KONFLIK PERAIRAN NATUNA

Sekalipun Cina Investor Terbesar, Pemerintah Jangan Lembek

Nasional | Senin, 06 Januari 2020 - 19:05 WIB

Sekalipun Cina Investor Terbesar, Pemerintah Jangan Lembek
Suasana konfrensi pers PBNU soal Natuna yang diklaim Cina. (GUNAWAN/JAWAPOS.COM)

JAKARTA (RIAUPOS.CO) - Ketua Umum Pengurus Besar Nahdlatul Ulama (PBNU) Said Aqil Siroj angkat bicara menanggapi kasus Perairan Natuna. Dia mendesak pemerintah Cina berhenti melakukan tindakan provokatif atas kedaulatan wilayah Natuna.

Menurut dia, Natuna telah diakui dan ditetapkan oleh Konvensi Hukum Laut PBB  dalam United Nation Convention for the Law of the Sea (UNCLOS)1982 milik Indonesia.

“Jadi berhenti melakukan tindakan provokatif atas kedaulatan Republik Indonesia,” ujar Said Aqil dalam konferensi pers di Kantor PBNU, Jakarta, Senin (6/1).

Menurut Said, meskipun Cina merupakan investor terbesar ketiga di Indonesia, namun PBNU meminta pemerintah Indonesia tidak lembek dan tidak menegosiasikan perihal kedaulatan teritorial dengan kepentingan ekonomi.

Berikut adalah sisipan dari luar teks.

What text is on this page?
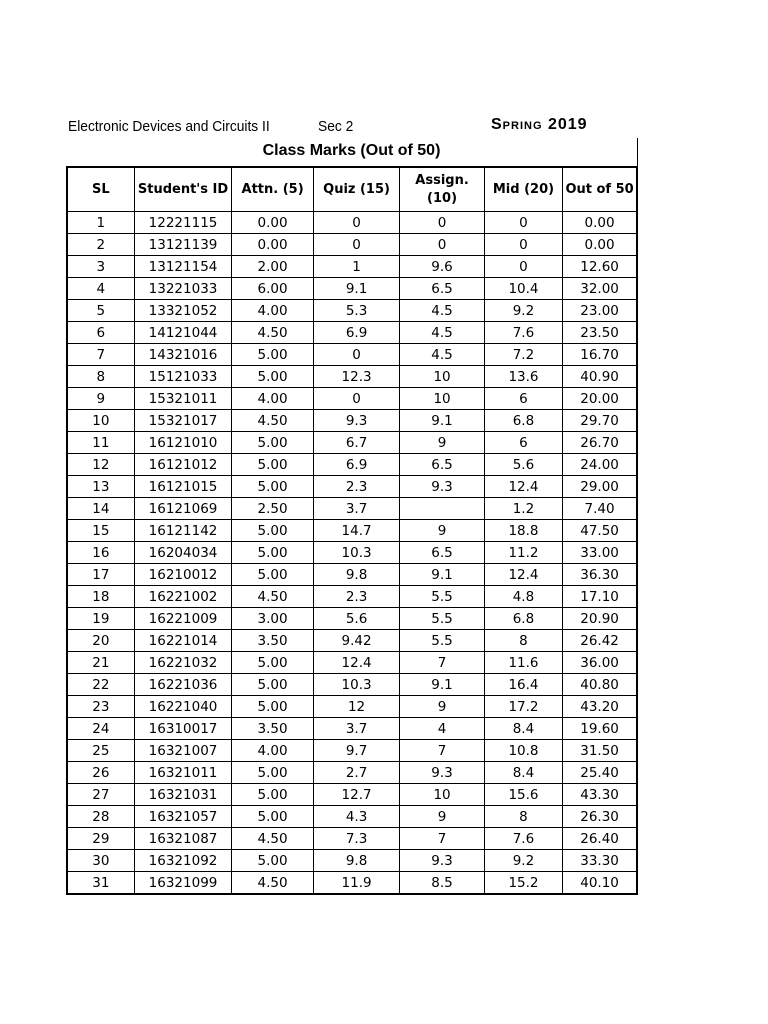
Electronic Devices and Circuits II	Sec 2	Spring 2019
Class Marks (Out of 50)
SL	Student's ID	Attn. (5)	Quiz (15)	Assign. (10)	Mid (20)	Out of 50
1	12221115	0.00	0	0	0	0.00
2	13121139	0.00	0	0	0	0.00
3	13121154	2.00	1	9.6	0	12.60
4	13221033	6.00	9.1	6.5	10.4	32.00
5	13321052	4.00	5.3	4.5	9.2	23.00
6	14121044	4.50	6.9	4.5	7.6	23.50
7	14321016	5.00	0	4.5	7.2	16.70
8	15121033	5.00	12.3	10	13.6	40.90
9	15321011	4.00	0	10	6	20.00
10	15321017	4.50	9.3	9.1	6.8	29.70
11	16121010	5.00	6.7	9	6	26.70
12	16121012	5.00	6.9	6.5	5.6	24.00
13	16121015	5.00	2.3	9.3	12.4	29.00
14	16121069	2.50	3.7		1.2	7.40
15	16121142	5.00	14.7	9	18.8	47.50
16	16204034	5.00	10.3	6.5	11.2	33.00
17	16210012	5.00	9.8	9.1	12.4	36.30
18	16221002	4.50	2.3	5.5	4.8	17.10
19	16221009	3.00	5.6	5.5	6.8	20.90
20	16221014	3.50	9.42	5.5	8	26.42
21	16221032	5.00	12.4	7	11.6	36.00
22	16221036	5.00	10.3	9.1	16.4	40.80
23	16221040	5.00	12	9	17.2	43.20
24	16310017	3.50	3.7	4	8.4	19.60
25	16321007	4.00	9.7	7	10.8	31.50
26	16321011	5.00	2.7	9.3	8.4	25.40
27	16321031	5.00	12.7	10	15.6	43.30
28	16321057	5.00	4.3	9	8	26.30
29	16321087	4.50	7.3	7	7.6	26.40
30	16321092	5.00	9.8	9.3	9.2	33.30
31	16321099	4.50	11.9	8.5	15.2	40.10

“Pemerintah indonesia untuk tidak lembek menjaga keutuhan dan kesatuan wilayah NKRI, di darat dan di laut, dan juga di udara adalah harga mati yang tidak bisa ditukar dengan kepentingan apapun,” tegasnya.

Said menjelaskan, kepulauan Natuna masuk dalam 200 mil laut Zona Ekonomi Eksklusif (ZEE) Indonesia yang telah diratifikasi sejak 1994. Karena itu, tindakan Coast Guard mengawal kapal nelayan berbendera Cina di Perairan Natuna sebagai bentuk provokasi politik yang tidak bisa diterima.

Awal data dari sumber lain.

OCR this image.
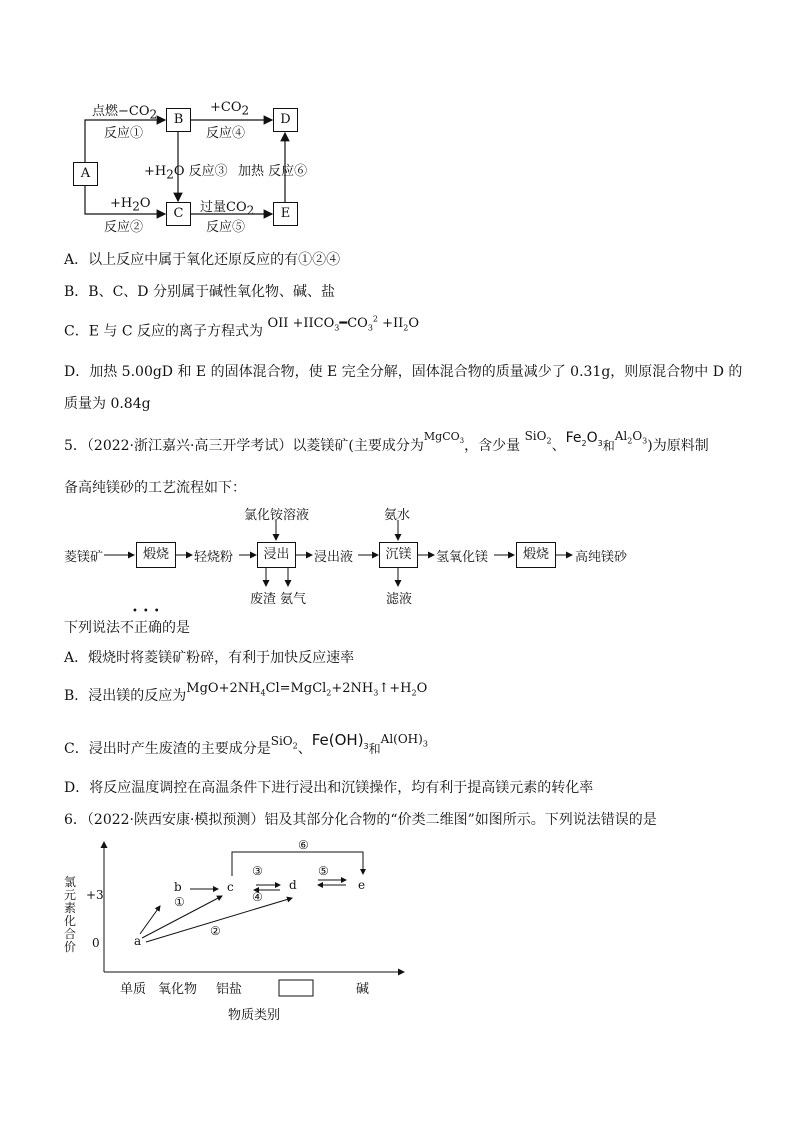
A
B	D
C	E
点燃$-CO_2$
反应①
$+CO_2$
反应④
$+H_2O$ 反应③ 加热 反应⑥
$+H_2O$
反应②
过量$CO_2$
反应⑤
A．以上反应中属于氧化还原反应的有①②④
B．B、C、D 分别属于碱性氧化物、碱、盐
C．E 与 C 反应的离子方程式为 OII $+IICO_3━CO_3^2 +II_2O$
D．加热 5.00gD 和 E 的固体混合物，使 E 完全分解，固体混合物的质量减少了 0.31g，则原混合物中 D 的
质量为 0.84g
5．（2022·浙江嘉兴·高三开学考试）以菱镁矿(主要成分为$^{MgCO_3}$，含少量 SiO$_2$、$Fe_2O_3$和$Al_2O_3$)为原料制
备高纯镁砂的工艺流程如下：
氯化铵溶液	氨水
菱镁矿	煅烧	轻烧粉	浸出	浸出液	沉镁	氢氧化镁	煅烧	高纯镁砂
废渣 氨气	滤液
•••
下列说法不正确的是
A．煅烧时将菱镁矿粉碎，有利于加快反应速率
B．浸出镁的反应为$MgO+2NH_4Cl=MgCl_2+2NH_3↑+H_2O$
C．浸出时产生废渣的主要成分是SiO$_2$、$Fe(OH)_3$和$Al(OH)_3$
D．将反应温度调控在高温条件下进行浸出和沉镁操作，均有利于提高镁元素的转化率
6．（2022·陕西安康·模拟预测）铝及其部分化合物的“价类二维图”如图所示。下列说法错误的是
氯元素化合价
+3
0	a
b	c	d	e
①
②
③
④
⑤
⑥
单质 氧化物 铝盐	碱
物质类别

Pemerintah Cinasecara sepihak mengklaim berhak atas Kepulauan Nansha atau Spratly yang masuk dalam nine dash line (sembilan garis putus-putus) pertama kali pada peta 1947. Klaim ini menjangkau area perairan seluas dua juta kilometer persegi di Laut Cina Selatan yang berjarak dua ribu kilometer dari daratan Cina.

“Klaim sepihak ini menjadi pangkal sengketa puluhan tahun yang melibatkan sejumlah negara seperti Malaysia, Filipina, Vietnam, Taiwan, dan Brunei Darussalam,” ungkapnya.

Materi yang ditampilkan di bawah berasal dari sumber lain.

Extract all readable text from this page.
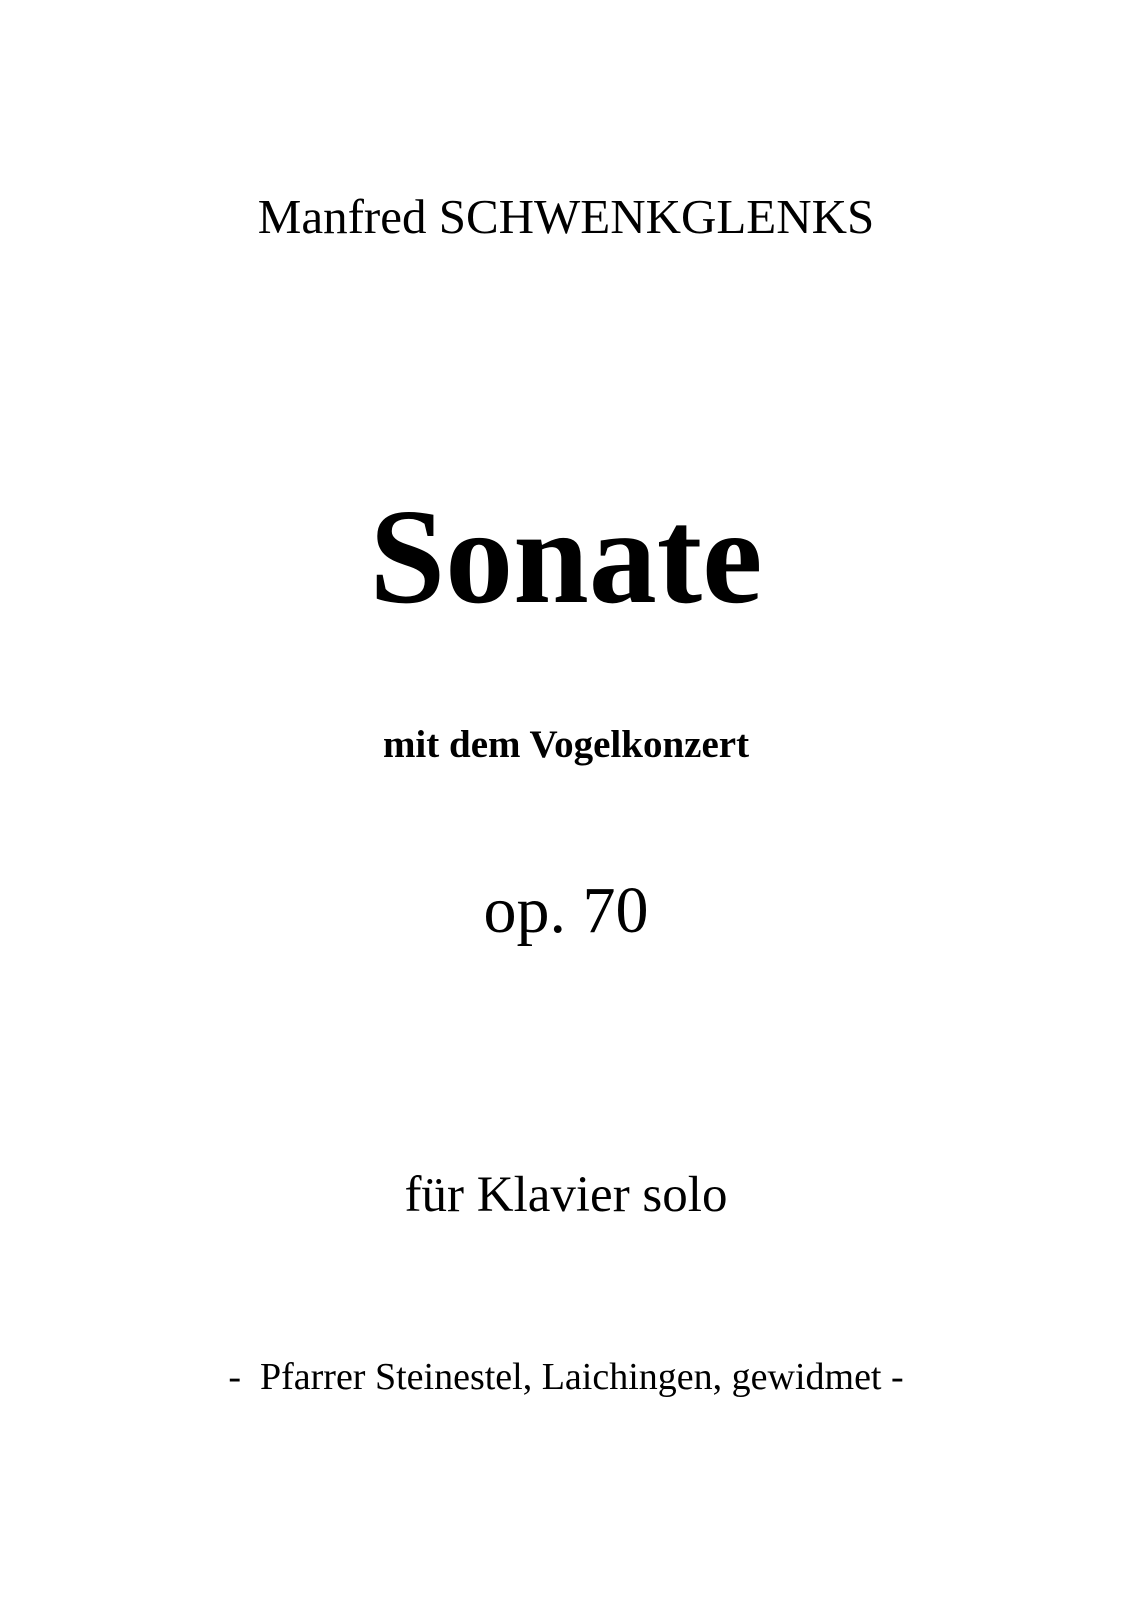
Manfred SCHWENKGLENKS
Sonate
mit dem Vogelkonzert
op. 70
für Klavier solo
-  Pfarrer Steinestel, Laichingen, gewidmet -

Selain itu, lanjut Said, kedudukan laut juga amat strategis sebagai basis pertahanan. Karenanya pulau-pulau perbatasan, termasuk yang rawan gejolak di Laut Cina Selatan tidak boleh lagi disebut sebagai pulau terluar, tetapi terdepan.

“Dalam pandangan Nahdlatul Ulama sebagaimana dinyatakan oleh pendiri Nahdlatul Ulama Hadratussyaikh KH Hasyim Asy’ari, hukum membela keutuhan Tanah Air adalah fardhu ‘ain, dan barang siapa mati demi Tanah Airnya, maka ia mati syahid,” pungkasnya.